La Valeur Universelle Exceptionnelle des chemins de Compostelle en France


Rédigé par le 23 Décembre 2017 modifié le 16 Mai 2023
Lu 1369 fois



Deux définitions des chemins de Compostelle en France

Pour le pèlerin le mot " chemins " recouvre toutes les voies qu'il emprunte pour se rendre à sa destination.
Dans le contexte de l'Unesco, les " Chemins de Compostelle en France sont " un Bien unique composé de 7 tronçons du GR 65 et 71 monuments ou ensemble immobiliers. On compte parmi eux : 9 cathédrales, 43 églises ou basiliques, 1 dolmen, 7 abbayes et 7 ponts, 1 porte de ville et 4 anciens hôpitaux. Ce Bien inscrit en décembre 1998 porte le n° 868.
Les mots peuvent donc être trompeurs.
Que peut comprendre le public non averti qui entend parler d'inscription des chemins de Compostelle au Patrimoine mondial ?
Où sont les préoccupations communes aux pèlerins et à leurs associations et au ministère de la Culture, aux directions des Affaires culturelles, aux services départementaux qui s'intéressent au Bien  ?

Comment définir la valeur universelle d'un bien ?

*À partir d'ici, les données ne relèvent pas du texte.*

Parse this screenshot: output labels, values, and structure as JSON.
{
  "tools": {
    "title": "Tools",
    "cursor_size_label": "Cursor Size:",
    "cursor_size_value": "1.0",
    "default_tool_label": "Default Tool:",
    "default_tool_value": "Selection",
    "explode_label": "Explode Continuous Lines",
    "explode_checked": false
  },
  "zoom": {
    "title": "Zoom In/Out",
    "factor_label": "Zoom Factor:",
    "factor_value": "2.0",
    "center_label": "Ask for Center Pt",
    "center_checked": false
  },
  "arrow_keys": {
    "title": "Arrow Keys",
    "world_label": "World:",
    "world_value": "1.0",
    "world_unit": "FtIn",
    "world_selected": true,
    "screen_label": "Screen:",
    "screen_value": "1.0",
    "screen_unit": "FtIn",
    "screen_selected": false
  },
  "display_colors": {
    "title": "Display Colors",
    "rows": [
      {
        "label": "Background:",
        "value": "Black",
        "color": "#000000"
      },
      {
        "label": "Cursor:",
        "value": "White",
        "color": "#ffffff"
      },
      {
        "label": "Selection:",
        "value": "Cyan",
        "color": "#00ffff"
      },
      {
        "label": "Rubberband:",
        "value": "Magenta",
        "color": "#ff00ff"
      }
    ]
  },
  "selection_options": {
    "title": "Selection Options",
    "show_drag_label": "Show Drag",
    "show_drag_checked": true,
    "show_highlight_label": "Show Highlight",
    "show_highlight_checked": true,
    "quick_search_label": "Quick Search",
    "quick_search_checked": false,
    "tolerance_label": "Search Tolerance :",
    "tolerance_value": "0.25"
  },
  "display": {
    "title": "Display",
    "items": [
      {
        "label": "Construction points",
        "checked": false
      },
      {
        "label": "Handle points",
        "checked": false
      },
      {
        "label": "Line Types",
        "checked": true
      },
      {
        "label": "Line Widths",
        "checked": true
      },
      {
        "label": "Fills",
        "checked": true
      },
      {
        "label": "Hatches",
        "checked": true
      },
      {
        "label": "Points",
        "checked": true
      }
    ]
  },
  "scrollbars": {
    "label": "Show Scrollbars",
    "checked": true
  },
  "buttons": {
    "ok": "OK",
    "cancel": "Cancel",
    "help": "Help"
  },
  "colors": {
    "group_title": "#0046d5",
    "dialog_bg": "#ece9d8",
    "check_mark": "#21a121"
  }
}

L'idée de Valeur Universelle Exceptionnelle des biens inscrits au Patrimoine mondial était présente dès le début du processus de définition d'éléments du patrimoine à protéger puis à sauvegarder.
- La première mention que nous avons trouvée, dans les documents publiés sur Internet, date de 1970. Elle concerne  la VUE reconnue lors de l'inscription des Causses et des Cévennes dont " le petit patrimoine et l'activité agricole toujours présente sur le massif sont des éléments majeurs ".
- Une seconde mention se trouve en 1972, dans la Convention pour la protection du Patrimoine mondial, culturel et naturel : chacun des Etats adhérant à la convention " soumet une liste des biens qu'il considère comme ayant une VUE en application des critères qu'il aura établis ". Il faut ensuite attendre les années 1990 pour trouver d'autres mentions sur Internet.
Dans les années 1970, chaque mot, valeur, universel, exceptionnel, était pris dans son sens courant. Cette compréhension " basique " était à l'évidence insuffisante pour permettre à des personnes d'origines et cultures les plus variées d'aboutir à des positions communes sur des biens eux-mêmes d'une extrême diversité
L'Unesco engagea donc un très long processus d'échanges entre experts pour aboutir à des critères de VUE puis à deux définitions complémentaires.
La première donne le sens de l'attribution de la VUE à un Bien. La seconde définit les conditions de validité de la VUE.
 

Critères de sélection

Définir des critères apparut comme une première étape, une sorte de " métalangage " facilitant les échanges. Deux experts  peuvent facilement se mettre d'accord sur la satisfaction du critère iii, mot nouveau de ce langage inaccessible à qui ne fréquente pas les dossiers de façon habituelle.
Ces critères furent adoptés alors que des Biens (monuments, sites naturels, ou autres) avaient déjà été inscrits. Ce fut le cas par exemple des Causses et des Cévennes. (L'étude de leur situation actuelle n'a pas été faite pour cet article).  Ceci conduisit l'Unesco à distinguer entre deux catégories de Biens, ceux qui avaient la VUE et ceux qui ne l'avaient pas et qui devaient l'acquérir de façon rétrospective. Les chemins de Compostelle en France furent dans cette catégorie jusqu'en juillet 2017.
Pour figurer sur la Liste du patrimoine mondial, les sites doivent avoir une valeur universelle exceptionnelle et satisfaire à au moins un parmi dix critères de sélection
Consulter la liste des critères de sélection.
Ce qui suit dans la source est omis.